Wow! Did I ever infuriate my liberal friends when I said I would vote for Ralph Nader! [See Won’t You Be My Nader?.]
They’ve been hammering me with earnest lectures about how every vote for Nader will help get Bush elected, and how an elected Bush will devastate the environment, enrich the rich, hand the country to the oil companies, appoint Supreme Court justices who will send us back to the dark ages. As if I didn’t know. Liberals, bless their well-meaning hearts, can be a bit tedious.

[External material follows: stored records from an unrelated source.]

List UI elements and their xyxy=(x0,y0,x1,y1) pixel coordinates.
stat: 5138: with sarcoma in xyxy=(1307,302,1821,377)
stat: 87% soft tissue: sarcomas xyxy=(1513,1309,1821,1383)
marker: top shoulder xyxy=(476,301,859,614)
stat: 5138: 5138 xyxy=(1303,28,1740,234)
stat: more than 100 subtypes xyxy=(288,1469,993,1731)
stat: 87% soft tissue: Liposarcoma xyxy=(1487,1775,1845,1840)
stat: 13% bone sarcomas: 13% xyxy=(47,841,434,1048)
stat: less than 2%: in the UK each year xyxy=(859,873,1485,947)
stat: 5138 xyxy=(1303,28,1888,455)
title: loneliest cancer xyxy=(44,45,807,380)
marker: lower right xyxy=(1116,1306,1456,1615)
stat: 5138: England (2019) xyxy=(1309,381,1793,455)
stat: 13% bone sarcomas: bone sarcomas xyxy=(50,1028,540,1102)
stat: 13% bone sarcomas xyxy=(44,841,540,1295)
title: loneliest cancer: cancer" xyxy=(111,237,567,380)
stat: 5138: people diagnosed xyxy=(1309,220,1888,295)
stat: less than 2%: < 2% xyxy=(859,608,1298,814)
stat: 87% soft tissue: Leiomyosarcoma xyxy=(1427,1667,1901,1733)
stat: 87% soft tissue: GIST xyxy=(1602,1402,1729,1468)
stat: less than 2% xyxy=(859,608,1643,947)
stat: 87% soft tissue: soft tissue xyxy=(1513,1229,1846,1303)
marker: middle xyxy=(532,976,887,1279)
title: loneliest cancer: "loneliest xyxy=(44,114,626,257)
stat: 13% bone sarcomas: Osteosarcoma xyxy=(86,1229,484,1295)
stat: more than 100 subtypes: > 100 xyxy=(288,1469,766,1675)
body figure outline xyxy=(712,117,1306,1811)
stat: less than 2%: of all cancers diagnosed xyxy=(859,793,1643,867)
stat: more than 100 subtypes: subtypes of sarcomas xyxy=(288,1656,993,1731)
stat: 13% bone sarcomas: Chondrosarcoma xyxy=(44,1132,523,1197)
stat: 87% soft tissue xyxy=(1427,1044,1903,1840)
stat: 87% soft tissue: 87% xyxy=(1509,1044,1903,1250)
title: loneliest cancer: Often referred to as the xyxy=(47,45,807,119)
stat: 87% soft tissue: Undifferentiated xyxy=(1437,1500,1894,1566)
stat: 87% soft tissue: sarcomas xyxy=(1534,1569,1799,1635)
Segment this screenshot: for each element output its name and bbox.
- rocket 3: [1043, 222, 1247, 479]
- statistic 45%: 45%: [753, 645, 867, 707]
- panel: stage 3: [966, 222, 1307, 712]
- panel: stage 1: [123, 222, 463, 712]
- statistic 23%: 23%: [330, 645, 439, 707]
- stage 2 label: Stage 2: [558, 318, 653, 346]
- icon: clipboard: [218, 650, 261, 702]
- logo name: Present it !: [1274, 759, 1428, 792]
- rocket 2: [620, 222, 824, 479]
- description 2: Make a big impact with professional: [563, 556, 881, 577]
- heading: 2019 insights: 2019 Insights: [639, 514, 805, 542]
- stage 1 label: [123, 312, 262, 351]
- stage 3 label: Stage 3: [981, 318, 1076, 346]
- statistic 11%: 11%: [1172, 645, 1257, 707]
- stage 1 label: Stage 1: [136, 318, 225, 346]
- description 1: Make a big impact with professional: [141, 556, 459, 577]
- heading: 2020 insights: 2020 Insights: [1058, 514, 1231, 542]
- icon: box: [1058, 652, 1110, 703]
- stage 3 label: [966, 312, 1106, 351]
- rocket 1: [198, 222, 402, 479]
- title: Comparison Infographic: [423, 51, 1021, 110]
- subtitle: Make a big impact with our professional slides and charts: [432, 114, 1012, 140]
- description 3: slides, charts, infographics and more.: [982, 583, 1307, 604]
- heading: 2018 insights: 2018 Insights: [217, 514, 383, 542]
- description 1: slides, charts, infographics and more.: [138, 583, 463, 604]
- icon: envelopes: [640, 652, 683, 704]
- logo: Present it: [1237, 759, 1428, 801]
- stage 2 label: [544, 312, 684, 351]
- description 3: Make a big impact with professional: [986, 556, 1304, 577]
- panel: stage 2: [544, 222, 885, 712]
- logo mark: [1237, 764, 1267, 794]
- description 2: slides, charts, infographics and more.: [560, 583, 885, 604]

This week I heard the same argument from Vermont’s governor, Howard Dean (D), an excellent administrator and adroit politician, slightly to the left of Al Gore. Stick with me this year, he pleaded. I have a rival on the far right and a rival on the left who will say everything you want to hear. If you vote for what you really want, you’ll end up with what you don’t want at all. Sometimes, he said, the perfect is the enemy of the good.
It’s an argument of impeccable logic, and I usually go for logic. But something in me worries that the good can also be the enemy of the perfect.
The Kyoto accord, hammered out with the help of mildly good Al Gore (and which the far-righters in our Senate refuse to ratify), is the first international step in the direction of stabilizing the crazed climate. We should ratify it and celebrate it, of course. But only in full recognition that it is far too weak to stabilize the climate. If it were implemented, things would get worse at a slower rate. We need to do much better than that.
In the same vein, our government’s revised regulation for organic labeling is mildly good. It begins to correct the most glaring faults of the first draft, which would have allowed genetically engineered foods, irradiated foods, and crops grown with sewage sludge to be called organic. A huge citizen outcry, beyond anything the Department of Agriculture had ever seen, made it clear that whatever “organic” means, it shouldn’t mean that.
The new draft allows genetic engineering, irradiation, and sludge only by exception, leaving small loopholes that seem destined to become big ones. It permits animal factories, as long as the feed is organic and doesn’t contain hormones or antibiotics. It makes the certification process so complex and expensive that only large producers will bother with it. If you wanted to write a regulation that would help large growers push small ones out of the organic market, you could hardly do better than this one.
It will, however, encourage farms and agribusinesses to stop using toxic chemicals. That’s good. Maybe even worth sacrificing the word “organic,” which will now simply mean “chemical-free.” Mildly good agriculture. Those who practice farming that also builds soil, honors wildlife, keeps farms small so they can be actively nurtured, sells local and fresh, does not draw down groundwater, treats animals lovingly, treats workers as if they were not animals, and builds community — well, those folks are going to have to come up with another word.
I don’t want to complain about small steps in the right direction. I welcome them. I recognize that they’re the only way to get anywhere worth getting. What I’m trying to kick at, I guess, is the tendency of those who are comfortable in the middle of the perfection spectrum to settle there — and to muddle the words we use to distinguish mediocrity from anything better.
Let’s at least keep the words clear. In agriculture we go from “industrial” (huge, cruel, polluting hog and chicken and beef factories) to “conventional” (large, chemical-soaked farms) to — well, there’s no word for the folks who follow many environmental practices and therefore need to use fewer chemicals. “Integrated pest management” is as close as we have come to labeling that mildly good middle. Next in the direction of virtue comes “organic” as now defined by the USDA. I suggest “ecological” for farms that work really hard to follow the rules of the planet and “sustainable” for farms that actually obey those rules and that also practice the highest morality in their treatment of workers, neighbors, and customers.
In politics, we need labels to distinguish the purposefully destructive (Jesse Helms, for instance) from the ignorant blunderers (George W.), the dawningly aware, the gesturers in the right direction (Al Gore), those in steady good motion (the present governor of Vermont), those who push hard, and those who are unrelenting in their dedication to a world that works for everyone (Ralph Nader).
In the arena of companies and products, we distinguish black (sports utility vehicles), brown (sports utility vehicles that get higher mileage), beige (current compact cars), faintly green (the new gas-electric hybrids), jade (hydrogen-powered cars), spring green (hydrogen-powered buses and trains), deep forest green (bicycles). Most of the products in “green” catalogs are actually somewhere on the beige border, and most of the companies who proudly call themselves “sustainable” are struggling to move from brown to beige. Good for them. They’re going in the right direction. But they have a long way to go.
How do we appreciate the good without letting it be the enemy of the perfect? How do we keep a step in the right direction from becoming a stopping point? How do we get beyond shades of insipid light green?